Quant à nous, nous prenons vite le rythme brésilien, composé de peu d’heures de sommeil…

Soudure à sec et viande arrosée

Nous quittons Buenos Aires à 23h contre vents et courants. Contre une mer hachée qui annonce 100 milles de tambours sur la coque. Ne parlez pas de monotone : la nuit voit des sautes de vent de rien à trop… Le rythme change vite dans le Rio de la Plata.

Ce qui n’empêche pas le jour de se lever sur Montevideo dans des conditions d’approche idéales, Rêveur de Jour tire des bords presque corrects dans la légère brise.

Le Yacht Club Uruguayo est bien plus accueillant que son homologue Argentin. Il y a même des voyageurs. Nous rencontrons très vite Louis, parti de France il y a 10 ans, et arrivé ici il y a 6 ans déjà. Il vit sur un Rêve d’Antilles orange (précisons : la bête est en acier), on est faits pour s’entendre. Nous croisons aussi Gwendal et Zoë sur La Boiteuse… et Galia Moss qui fait le tour de l’Amérique du Sud sur un RM 1060 tout neuf, aidée par Joan (son blog). Pour la petite histoire Galia a le même routeur que nous : Michel est bien une star internationale.

Pour réparer, il nous faut sortir le bateau de l’eau. Le bon sens veut en effet que l’on fasse ses soudures sans bouger, et le sens commun qu’un bateau à l’eau n’y consent pas. Nos regards vers la grue. Fond du port. Pas d’eau. Une petite larme à l’œil pour en rajouter ne suffit pas. Nous passons donc les premiers jours à attendre que la marée monte. Cauchemar de Breton. Ici la marée fait fi de la lune et n’écoute que le vent. Du Sud, ça monte. Du reste, rien… Avec des variations allant jusqu’à un mètre cinquante en une heure.

Un jour, enfin, il y a « assez d’eau ». L’équipe de la grue nous dit d’amener le bateau. Assez d’eau donc et à mi-parcours, nous trainons RDJ dans la boue (40cm de vase au bas mot) avec l’aide d’une lancha à moteur.

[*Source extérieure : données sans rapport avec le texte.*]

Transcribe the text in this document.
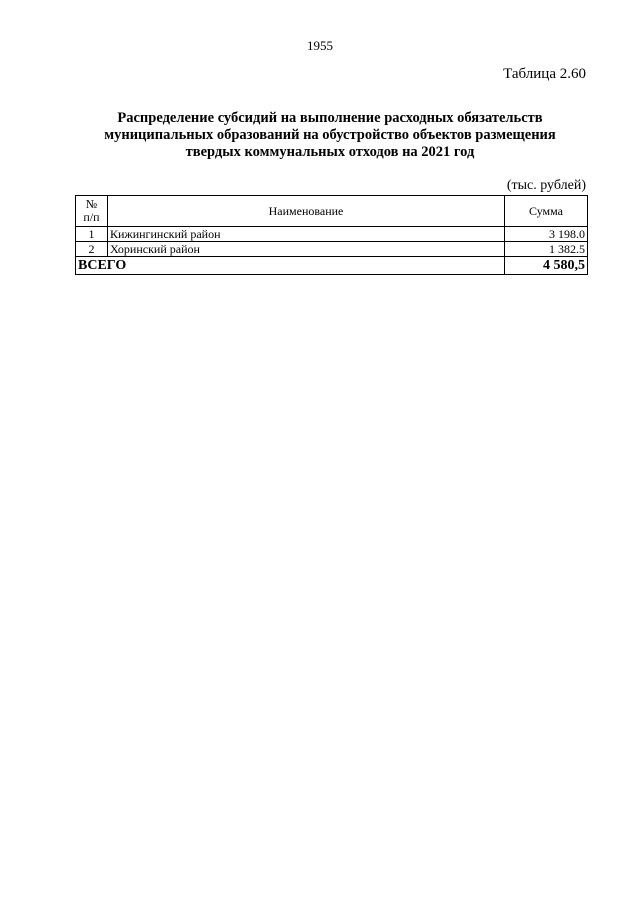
1955
Таблица 2.60
Распределение субсидий на выполнение расходных обязательств
муниципальных образований на обустройство объектов размещения
твердых коммунальных отходов на 2021 год
(тыс. рублей)
№
п/п	Наименование	Сумма
1	Кижингинский район	3 198.0
2	Хоринский район	1 382.5
ВСЕГО		4 580,5
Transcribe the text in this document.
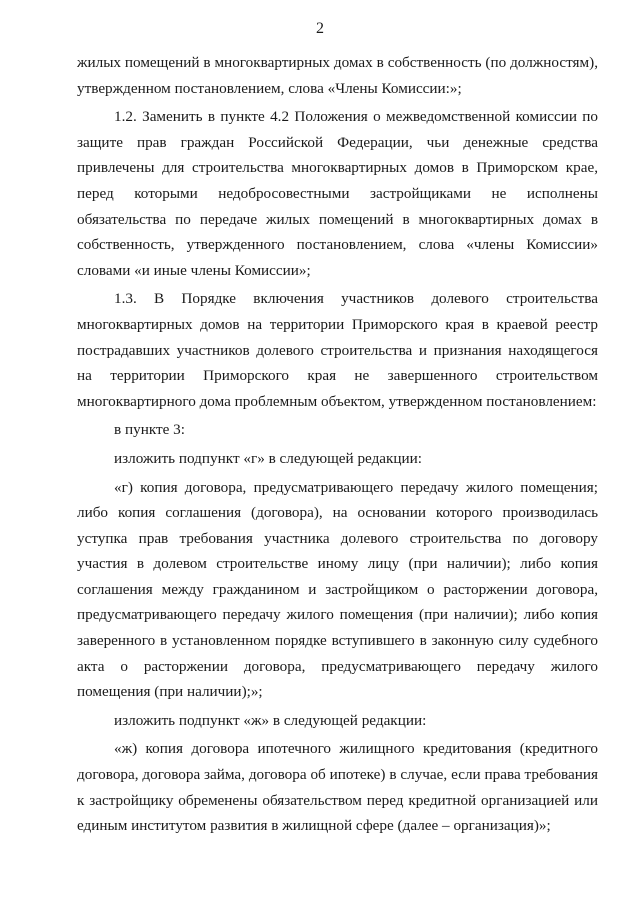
2

жилых помещений в многоквартирных домах в собственность (по должностям), утвержденном постановлением, слова «Члены Комиссии:»;

1.2. Заменить в пункте 4.2 Положения о межведомственной комиссии по защите прав граждан Российской Федерации, чьи денежные средства привлечены для строительства многоквартирных домов в Приморском крае, перед которыми недобросовестными застройщиками не исполнены обязательства по передаче жилых помещений в многоквартирных домах в собственность, утвержденного постановлением, слова «члены Комиссии» словами «и иные члены Комиссии»;

1.3. В Порядке включения участников долевого строительства многоквартирных домов на территории Приморского края в краевой реестр пострадавших участников долевого строительства и признания находящегося на территории Приморского края не завершенного строительством многоквартирного дома проблемным объектом, утвержденном постановлением:

в пункте 3:

изложить подпункт «г» в следующей редакции:

«г) копия договора, предусматривающего передачу жилого помещения; либо копия соглашения (договора), на основании которого производилась уступка прав требования участника долевого строительства по договору участия в долевом строительстве иному лицу (при наличии); либо копия соглашения между гражданином и застройщиком о расторжении договора, предусматривающего передачу жилого помещения (при наличии); либо копия заверенного в установленном порядке вступившего в законную силу судебного акта о расторжении договора, предусматривающего передачу жилого помещения (при наличии);»;

изложить подпункт «ж» в следующей редакции:

«ж) копия договора ипотечного жилищного кредитования (кредитного договора, договора займа, договора об ипотеке) в случае, если права требования к застройщику обременены обязательством перед кредитной организацией или единым институтом развития в жилищной сфере (далее – организация)»;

Le casse-tête pour passer la grue entre les haubans sans démâter nous prend tout l’après-midi et le lendemain matin, nous sommes sur le terre plein. Deux soudeurs apparaissent. Maté en main. L’affaire est rondement menée et tout est fini en moins d’une journée, pour notre plus grand soulagement. Nous en profitons pour passer un peu de peinture sur la coque, vérifier l’arbre d’hélice, désaccoupler le tourteau pour changer sa clavette, et autres joyeuses besognes aux noms barbares.

Avant de remettre le bateau à l’eau, nous partageons un asado avec l’équipe du terre plein. Antoine qui est allé acheter la viande avec l’asador (grand-maître du barbecue) est témoin d’un dialogue typique :
« - Vous avez du pulpon ? (partie du boeuf)
- Oui
- 7 kilos. »

Remarquez que pour assiettes, on utilise ici des planches à découper, ce qui veut déjà tout dire.

Une fois le repas terminé, nous nous levons en pachyderme sereins, pensant que la journée est terminée. Personne ne peut travailler avec ça dans le ventre. Mais les Uruguayens sont d’une autre trempe : Le tracteur vient nous chercher pour la mise à l’eau.

Dans la foulée, nous procédons à un échange de pavillons avec le Yacht Club (c’est un honneur qu’on nous fait). Nous porterons désormais leurs couleurs les jours de fête. Un créneau météo se profile : il va faire mauvais – Ô joie ! – les vents sont favorables. C’est l’heure des adieux précipités et des remerciements maladroits. De toutes façons, il faudra qu’on revienne un jour pour rendre à Louis sa carte du Rio de la Plata. D’ici là, le Brésil nous attend.